Distinct differences in [18F]FDG uptake between clinical subtypes could influence diagnostic, predictive or prognostic performance, especially when using cutoff values to predict outcome. To illustrate, applying the same cutoff value to different clinical subtypes to predict presence of axillary lymph node metastasis (ALNM) can lead to an underestimation of performance in TNBC since this subtype is associated with increased [18F]FDG uptake and a decreased rate of ALNM [40, 96]. Contrarily, Groheux et al. reported differences in baseline as well as percentage decrease [18F]FDG uptake in primary tumour response to NST between clinical subtypes, suggesting improved diagnostic performance when using distinct cutoffs [15]. In general, the precise effect of clinical subtypes on performance of [18F]FDG PET is lacking and the results of our meta-analysis suggest a need for more research on this topic.
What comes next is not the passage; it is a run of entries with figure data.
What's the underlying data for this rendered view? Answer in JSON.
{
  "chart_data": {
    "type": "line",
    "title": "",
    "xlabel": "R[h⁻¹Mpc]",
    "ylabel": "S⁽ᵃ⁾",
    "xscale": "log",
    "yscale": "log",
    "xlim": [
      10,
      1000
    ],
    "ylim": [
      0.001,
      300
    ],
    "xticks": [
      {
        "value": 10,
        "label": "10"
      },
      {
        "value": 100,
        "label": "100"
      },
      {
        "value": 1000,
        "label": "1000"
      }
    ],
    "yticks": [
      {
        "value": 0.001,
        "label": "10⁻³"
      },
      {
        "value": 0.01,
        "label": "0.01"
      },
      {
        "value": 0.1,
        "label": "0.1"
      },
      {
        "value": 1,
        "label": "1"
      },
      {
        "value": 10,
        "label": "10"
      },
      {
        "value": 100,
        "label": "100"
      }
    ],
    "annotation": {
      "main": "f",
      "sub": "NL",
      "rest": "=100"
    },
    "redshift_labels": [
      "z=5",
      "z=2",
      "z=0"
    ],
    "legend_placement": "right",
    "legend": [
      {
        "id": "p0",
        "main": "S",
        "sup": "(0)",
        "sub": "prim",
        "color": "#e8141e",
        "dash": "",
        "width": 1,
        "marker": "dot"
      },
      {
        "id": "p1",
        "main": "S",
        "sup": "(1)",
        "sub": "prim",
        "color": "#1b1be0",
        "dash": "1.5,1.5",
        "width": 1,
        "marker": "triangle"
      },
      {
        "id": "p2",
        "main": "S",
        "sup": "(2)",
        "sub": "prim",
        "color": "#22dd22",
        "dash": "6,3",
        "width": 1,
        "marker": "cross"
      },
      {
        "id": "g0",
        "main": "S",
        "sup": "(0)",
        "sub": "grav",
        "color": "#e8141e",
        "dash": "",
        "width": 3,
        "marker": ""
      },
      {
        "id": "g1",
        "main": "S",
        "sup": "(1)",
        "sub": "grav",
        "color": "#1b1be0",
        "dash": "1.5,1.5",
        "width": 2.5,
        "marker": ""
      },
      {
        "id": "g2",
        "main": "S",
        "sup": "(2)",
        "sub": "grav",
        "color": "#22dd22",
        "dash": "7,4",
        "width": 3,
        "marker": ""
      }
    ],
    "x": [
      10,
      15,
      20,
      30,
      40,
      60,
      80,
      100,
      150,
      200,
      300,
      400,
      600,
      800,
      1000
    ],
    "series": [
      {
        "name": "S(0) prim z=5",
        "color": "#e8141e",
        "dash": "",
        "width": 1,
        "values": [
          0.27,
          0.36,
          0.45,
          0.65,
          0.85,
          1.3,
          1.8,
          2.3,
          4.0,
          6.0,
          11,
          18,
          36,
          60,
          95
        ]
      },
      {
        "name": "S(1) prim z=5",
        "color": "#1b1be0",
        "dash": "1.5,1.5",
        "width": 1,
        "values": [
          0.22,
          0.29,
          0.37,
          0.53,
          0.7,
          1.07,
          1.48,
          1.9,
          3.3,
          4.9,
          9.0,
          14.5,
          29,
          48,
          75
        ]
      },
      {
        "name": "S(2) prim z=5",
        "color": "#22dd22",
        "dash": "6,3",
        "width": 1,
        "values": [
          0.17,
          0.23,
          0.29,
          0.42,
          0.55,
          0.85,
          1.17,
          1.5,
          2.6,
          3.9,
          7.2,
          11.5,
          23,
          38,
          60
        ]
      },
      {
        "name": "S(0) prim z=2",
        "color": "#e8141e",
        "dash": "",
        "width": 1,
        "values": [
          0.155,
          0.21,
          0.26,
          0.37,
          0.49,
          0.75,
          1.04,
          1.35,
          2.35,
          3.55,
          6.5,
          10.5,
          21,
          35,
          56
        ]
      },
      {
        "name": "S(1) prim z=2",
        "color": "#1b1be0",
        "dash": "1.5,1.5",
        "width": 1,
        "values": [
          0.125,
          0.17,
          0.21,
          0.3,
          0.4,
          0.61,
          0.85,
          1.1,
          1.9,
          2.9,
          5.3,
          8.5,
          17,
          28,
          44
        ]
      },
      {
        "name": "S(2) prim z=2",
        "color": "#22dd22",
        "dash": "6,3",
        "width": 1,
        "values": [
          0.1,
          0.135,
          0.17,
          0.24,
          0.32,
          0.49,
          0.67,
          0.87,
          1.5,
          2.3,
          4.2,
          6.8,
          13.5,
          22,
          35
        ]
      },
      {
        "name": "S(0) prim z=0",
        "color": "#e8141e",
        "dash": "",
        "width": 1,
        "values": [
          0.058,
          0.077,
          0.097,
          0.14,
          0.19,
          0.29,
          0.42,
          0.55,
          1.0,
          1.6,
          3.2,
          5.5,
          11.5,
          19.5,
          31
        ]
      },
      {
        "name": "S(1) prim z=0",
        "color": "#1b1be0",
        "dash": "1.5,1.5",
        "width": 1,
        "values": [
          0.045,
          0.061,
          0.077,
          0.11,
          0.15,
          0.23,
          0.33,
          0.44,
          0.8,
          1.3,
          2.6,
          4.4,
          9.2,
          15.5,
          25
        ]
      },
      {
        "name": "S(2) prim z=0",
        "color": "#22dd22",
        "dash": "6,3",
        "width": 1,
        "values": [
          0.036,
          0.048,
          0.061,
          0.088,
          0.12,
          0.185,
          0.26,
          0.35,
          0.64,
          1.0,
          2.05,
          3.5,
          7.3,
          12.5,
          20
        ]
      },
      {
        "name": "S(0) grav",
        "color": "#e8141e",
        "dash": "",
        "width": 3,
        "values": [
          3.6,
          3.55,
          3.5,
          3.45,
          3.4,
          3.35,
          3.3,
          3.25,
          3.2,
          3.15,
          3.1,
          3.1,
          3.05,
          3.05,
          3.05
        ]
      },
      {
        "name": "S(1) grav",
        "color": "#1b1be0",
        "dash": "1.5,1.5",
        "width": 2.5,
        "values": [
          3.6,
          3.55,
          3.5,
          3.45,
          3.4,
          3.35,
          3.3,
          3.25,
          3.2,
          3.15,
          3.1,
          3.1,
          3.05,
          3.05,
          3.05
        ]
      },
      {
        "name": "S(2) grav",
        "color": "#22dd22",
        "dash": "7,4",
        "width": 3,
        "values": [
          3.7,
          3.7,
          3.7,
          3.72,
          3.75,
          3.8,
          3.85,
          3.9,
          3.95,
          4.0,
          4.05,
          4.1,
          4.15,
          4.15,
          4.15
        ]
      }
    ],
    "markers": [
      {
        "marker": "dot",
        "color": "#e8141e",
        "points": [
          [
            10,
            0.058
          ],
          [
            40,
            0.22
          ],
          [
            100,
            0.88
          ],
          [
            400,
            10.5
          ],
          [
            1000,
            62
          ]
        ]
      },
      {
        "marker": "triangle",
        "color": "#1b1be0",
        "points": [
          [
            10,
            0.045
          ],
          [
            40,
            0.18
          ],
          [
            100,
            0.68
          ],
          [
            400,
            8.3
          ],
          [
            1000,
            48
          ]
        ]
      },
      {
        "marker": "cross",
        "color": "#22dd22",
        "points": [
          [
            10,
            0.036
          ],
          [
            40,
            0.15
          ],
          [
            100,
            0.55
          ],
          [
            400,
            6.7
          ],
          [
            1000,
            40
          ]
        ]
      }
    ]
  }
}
While practices and guidelines differ, [18F]FDG PET/CT is generally recommended in breast cancer patients with a large primary tumour or with clinically node-positive disease [97]. While mainly performed to detect (distant) metastatic disease, the majority of primary tumours in breast cancer patients are [18F]FDG-avid [98]. In current clinical practice, [18F]FDG uptake is predominantly evaluated qualitatively. Considering the increasing number of studies reporting on the significant value of quantitative [18F]FDG PET, this imaging modality is not fully utilized by merely evaluating it qualitatively. Consequently, measuring [18F]FDG PET parameters such as SUVmax on the primary tumour could easily provide valuable predictive or prognostic information that could aid in clinical decision making in the context of personalized medicine. In addition, the application of artificial intelligence to [18F]FDG PET imaging provides a promising adjunct to further improve its diagnostic, predictive and prognostic accuracy [99].
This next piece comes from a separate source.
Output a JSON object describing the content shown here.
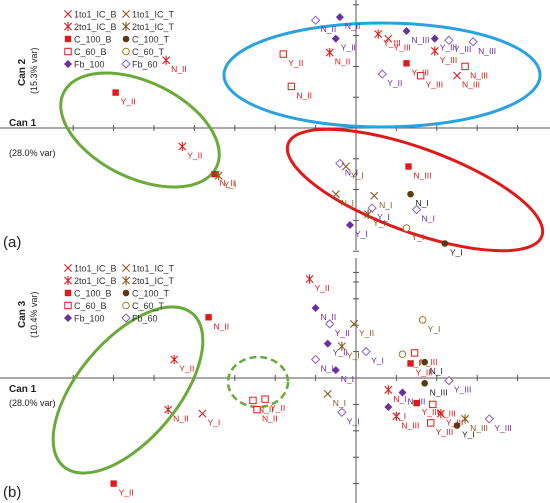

The major limitations of this study were variability in the designs and methods of the included studies, specifically the variability in the administered dose of [18F]FDG, emission time, vendor, type of modality and cutoff values used for receptor status. This variability in design and methods (including vendor variability) is illustrated by the reported heterogeneities, hence the choice for SMD as a summary statistic. Including studies from 2007 onwards, differences in definitions with regard to receptor positivity as well as of criteria for clinical subtypes should be taken into account when interpreting the results of the meta-analyses in this study. Aware that varying definitions could influence the [18F]FDG uptake, there was deliberately chosen to incorporate these changes in the quality assessment instead of additional sensitivity analyses. Furthermore, it can be hypothesized that the changing criteria mainly relate to borderline cases that are of negligible effect on [18F]FDG uptake.

Conclusions

This systematic review and meta-analysis indicates a substantial and significant association between increased [18F]FDG expressed as SUVmax and ER-negativity, PR-negativity, HER2-positivity and Ki-67-positivity. Clinical subtypes based on these markers follow the same pattern with lower [18F]FDG uptake in luminal subtypes including ER and PR, and higher uptake in TNBC. HER2 overexpression and associated subtypes have an intermediate effect on [18F]FDG uptake. Clinical subtypes should be taken into account when applying and interpreting [18F]FDG PET in breast cancer.